High-risk coronary plaques have certain morphological characteristics. Thus, comprehensive assessment is needed for the risk stratification of plaques in patients with coronary artery disease. Integrated backscatter intravascular ultrasound (IB-IVUS) has been used successfully used to evaluate the tissue characteristics of coronary plaques; however, the mechanical properties of plaques have been rarely assessed. Therefore, we developed Speckle-tracking IVUS (ST-IVUS) to evaluate the mechanical properties of coronary plaque. This study aimed to evaluate the relation between the tissue characteristics of coronary plaques using IB-IVUS and their mechanical properties using ST-IVUS. We evaluated 95 non-targeted plaques in 95 patients undergoing elective percutaneous coronary intervention to the left anterior descending artery. We set regions of interest (ROIs) in the cross-sectional images of coronary plaques where we divided 120 degree plaques into four quadrants (every 30 degrees), with the center at the area of maximum atheroma thickness. We measured relative calcification area (%CA, relative fibrous area (%FI) and relative lipid pool area (%LP) in a total of 380 ROIs.

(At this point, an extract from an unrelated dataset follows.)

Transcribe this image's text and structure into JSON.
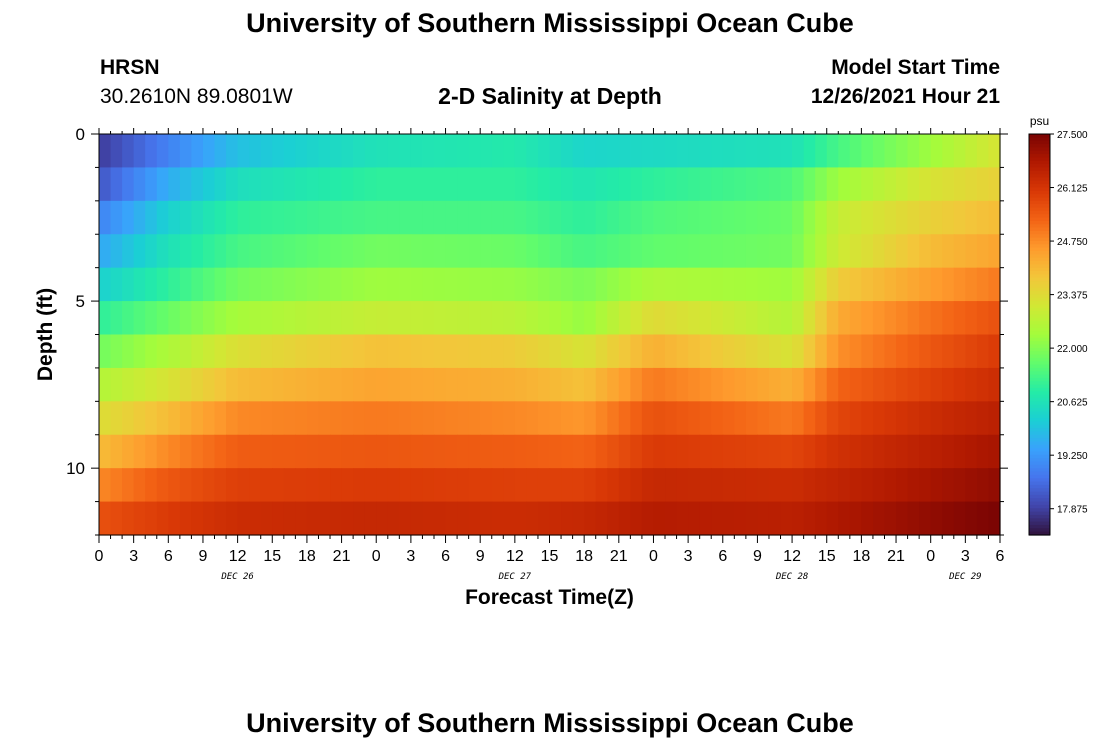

In ST-IVUS analysis, we measured strain in the circumferential direction of the lumen area (LA strain: %), the external elastic membrane area strain (EEM strain: %), and strain in the radial direction (radial strain: %). On global cross-sectional area IB-IVUS analysis, the %CA was 1.2 ± 1.2%; the %FI was 49.0 ± 15.9%, and the %LP was 49.7 ± 16.5%. In ST-IVUS analysis, the LA strain was 0.67 ± 0.43%; the EEM strain was 0.49 ± 0.33%, and the radial strain was 2.02 ± 1.66%. On regional analysis, the %LP was not associated with the LA strain (r = - 0.002 p = 0.97), the EEM strain (r = - 0.05 p = 0.35), or with the radial strain (r = - 0.04 p = 0.45). These trends were seen between the %FI and the LA strain (r = 0.02 p = 0.74), the %FI and the EEM strain (r = 0.05 p = 0.35), and the %FI and the radial strain (r = 0.04 p = 0.50). A significant correlation was only observed between the %CA and the LA strain (r = - 0.15 p = 0.0038). Our findings indicate that the associations between mechanical properties and tissue characteristics lacked statistical significance, more often than not, and that it is necessary to evaluate the mechanical properties as well as plaque characteristics for risk stratification of coronary plaques.
高危冠状动脉斑块具有一定的形态学特征。因此,对于冠心病患者的斑块风险分层需要进行综合评估。集成背向散射血管内超声(IB-IVUS)已成功用于评估冠状动脉斑块的组织特征;然而,斑块的力学特性很少被评估。因此,我们开发了斑点追踪IVUS(ST-IVUS)来评估冠状动脉斑块的力学特性。本研究旨在评估使用IB-IVUS评估的冠状动脉斑块组织特征与其使用ST-IVUS评估的力学特性之间的关系。我们评估了95例接受选择性经皮冠状动脉介入治疗左前降支的患者中的95个非靶向斑块。我们在冠状动脉斑块的横截面图像中设置感兴趣区域(ROI),将120度的斑块分为四个象限(每30度一个),中心位于最大动脉粥样硬化厚度区域。我们在总共380个ROI中测量了相对钙化面积(%CA)、相对纤维面积(%FI)和相对脂质池面积(%LP)。在ST-IVUS分析中,我们测量了管腔面积圆周方向的应变(LA应变:%)、外弹力膜面积应变(EEM应变:%)和径向应变(径向应变:%)。在整体横截面面积IB-IVUS分析中,%CA为1.2±1.2%;%FI为49.0±15.9%,%LP为49.7±16.5%。在ST-IVUS分析中,LA应变为0.67±0.43%;EEM应变为0.49±0.33%,径向应变为2.02±1.66%。在区域分析中,%LP与LA应变(r = -0.002,p = 0.97)、EEM应变(r = -0.05,p = 0.35)或径向应变(r = -0.04,p = 0.45)均无相关性。在%FI与LA应变(r = 0.02,p = 0.74)、%FI与EEM应变(r = 0.05,p = 0.35)以及%FI与径向应变(r = 0.04,p = 0.50)之间也观察到了这些趋势。仅在%CA与LA应变之间观察到显著相关性(r = -0.15,p = 0.0038)。我们的研究结果表明,力学特性与组织特征之间的关联大多缺乏统计学意义,并且有必要同时评估力学特性和斑块特征以进行冠状动脉斑块的风险分层。